Kandersteg in Kürze
Ohne Tourismus gäbe es kein Kandersteg! Schon vor hunderten Jahren liessen sich die ersten Passgänger in Kandersteg nieder, bevor sie über den Lötschberg- oder später dann den Gemmipass ins Wallis und weiter nach Italien reisten. Diese „Geschäftstouristen“ oder „Passtouristen“ transportierten so unterschiedliche Güter wie Gewürze und Wolle. Ab der Jahrhundertwende kam der Tourismus im heutigen Sinne dazu. Kandersteg wurde zu einem beliebten Sommer- sowie Winterferienort der Engländer und später auch anderer Gäste. Der Bau des Lötschbergtunnels trug viel zum Wachstum von Kandersteg bei. Heute sind schätzungsweise 80 bis 90 % der Bevölkerung direkt oder indirekt vom Tourismus abhängig.
Touristisch interessante Themen kurz zusammengefasst:
Internationales Pfadfinderzentrum
Auch das int. Pfadfinderzentrum feiert 1998 ein grosses Jubiläum. Haben sich Lord Baden Powell und Walter Von Bonstätten doch vor 75 Jahren von der einmaligen Bergwelt begeistern lassen und nahe dem Portal zum Lötschbergtunnel brachliegendes Land erworben um das internationale Pfadfinderzentrum aufzubauen (einziges der Welt!). Alljährlich verbringen x Tausende von Pfadfindern aller Kontinente ihre Lager in Kandersteg, daher ist englisch auch die Haussprache. Zu Spitzenzeiten befinden sich weit über 1000 PfadfinderInnen im Zentrum. Die Gruppen profitieren von den unzähligen Möglichkeiten der phantastischen alpinen Landschaft (Klettern, Höhlenerkundigungen, Wandern, Gletschertraversierungen, Bergsteigen, Alpkäsereibesichtigungen, Biken, River Rafting, etc.).

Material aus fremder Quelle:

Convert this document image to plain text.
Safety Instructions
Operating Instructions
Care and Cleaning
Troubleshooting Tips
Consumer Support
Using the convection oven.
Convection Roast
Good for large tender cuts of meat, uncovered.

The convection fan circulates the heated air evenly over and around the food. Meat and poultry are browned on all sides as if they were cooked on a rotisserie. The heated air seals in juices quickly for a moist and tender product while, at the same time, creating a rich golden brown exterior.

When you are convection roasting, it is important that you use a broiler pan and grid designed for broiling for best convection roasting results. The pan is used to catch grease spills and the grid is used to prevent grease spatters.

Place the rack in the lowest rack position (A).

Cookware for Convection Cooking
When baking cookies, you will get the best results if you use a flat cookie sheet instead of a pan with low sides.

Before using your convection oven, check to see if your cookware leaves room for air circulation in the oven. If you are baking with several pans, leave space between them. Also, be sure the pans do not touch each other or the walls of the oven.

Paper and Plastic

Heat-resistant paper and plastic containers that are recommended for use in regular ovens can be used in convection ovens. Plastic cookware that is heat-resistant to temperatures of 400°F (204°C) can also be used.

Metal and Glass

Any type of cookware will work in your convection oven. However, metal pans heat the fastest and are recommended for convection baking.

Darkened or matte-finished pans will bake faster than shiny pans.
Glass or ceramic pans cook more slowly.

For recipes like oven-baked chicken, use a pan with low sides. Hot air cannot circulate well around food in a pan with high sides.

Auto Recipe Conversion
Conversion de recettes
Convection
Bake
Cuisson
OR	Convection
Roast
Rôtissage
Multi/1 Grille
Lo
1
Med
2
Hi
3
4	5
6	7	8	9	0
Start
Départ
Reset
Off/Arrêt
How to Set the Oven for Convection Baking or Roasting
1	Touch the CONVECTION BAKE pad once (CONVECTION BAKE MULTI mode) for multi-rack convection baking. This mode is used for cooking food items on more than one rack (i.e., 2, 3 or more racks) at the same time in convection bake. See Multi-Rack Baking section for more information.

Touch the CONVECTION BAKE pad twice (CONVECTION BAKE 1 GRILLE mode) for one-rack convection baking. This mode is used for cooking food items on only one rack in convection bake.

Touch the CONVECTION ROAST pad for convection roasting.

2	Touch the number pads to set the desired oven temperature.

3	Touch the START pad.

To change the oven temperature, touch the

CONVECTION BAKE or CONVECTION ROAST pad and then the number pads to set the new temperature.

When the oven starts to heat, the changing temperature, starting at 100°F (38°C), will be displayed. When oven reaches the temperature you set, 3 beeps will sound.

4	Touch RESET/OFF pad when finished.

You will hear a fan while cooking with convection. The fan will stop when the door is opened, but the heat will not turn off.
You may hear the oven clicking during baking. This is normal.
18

Bergsteigerschule, SAC Hütten und Berggipfel
Als sich in Kandersteg zum ersten Mal ein Engländer dazu entschloss, einen vergletscherten Berggipfel zu erklimmen (Blümlisalp), fand man in ganzen Dorf nur einen mutigen, jungen Gesellen, der dem „Fremden“ den Weg zeigen, und ihn auf den Gipfel begleiten wollte - ein Ogi. Die Besteigung gelang ohne grosse Probleme und in Kandersteg war der Beruf des Bergführers geboren. Heute besteigen alljährlich Hunderte von Gästen mit gut ausgebildeten Bergführern die unzähligen Gipfel rund um Kandersteg.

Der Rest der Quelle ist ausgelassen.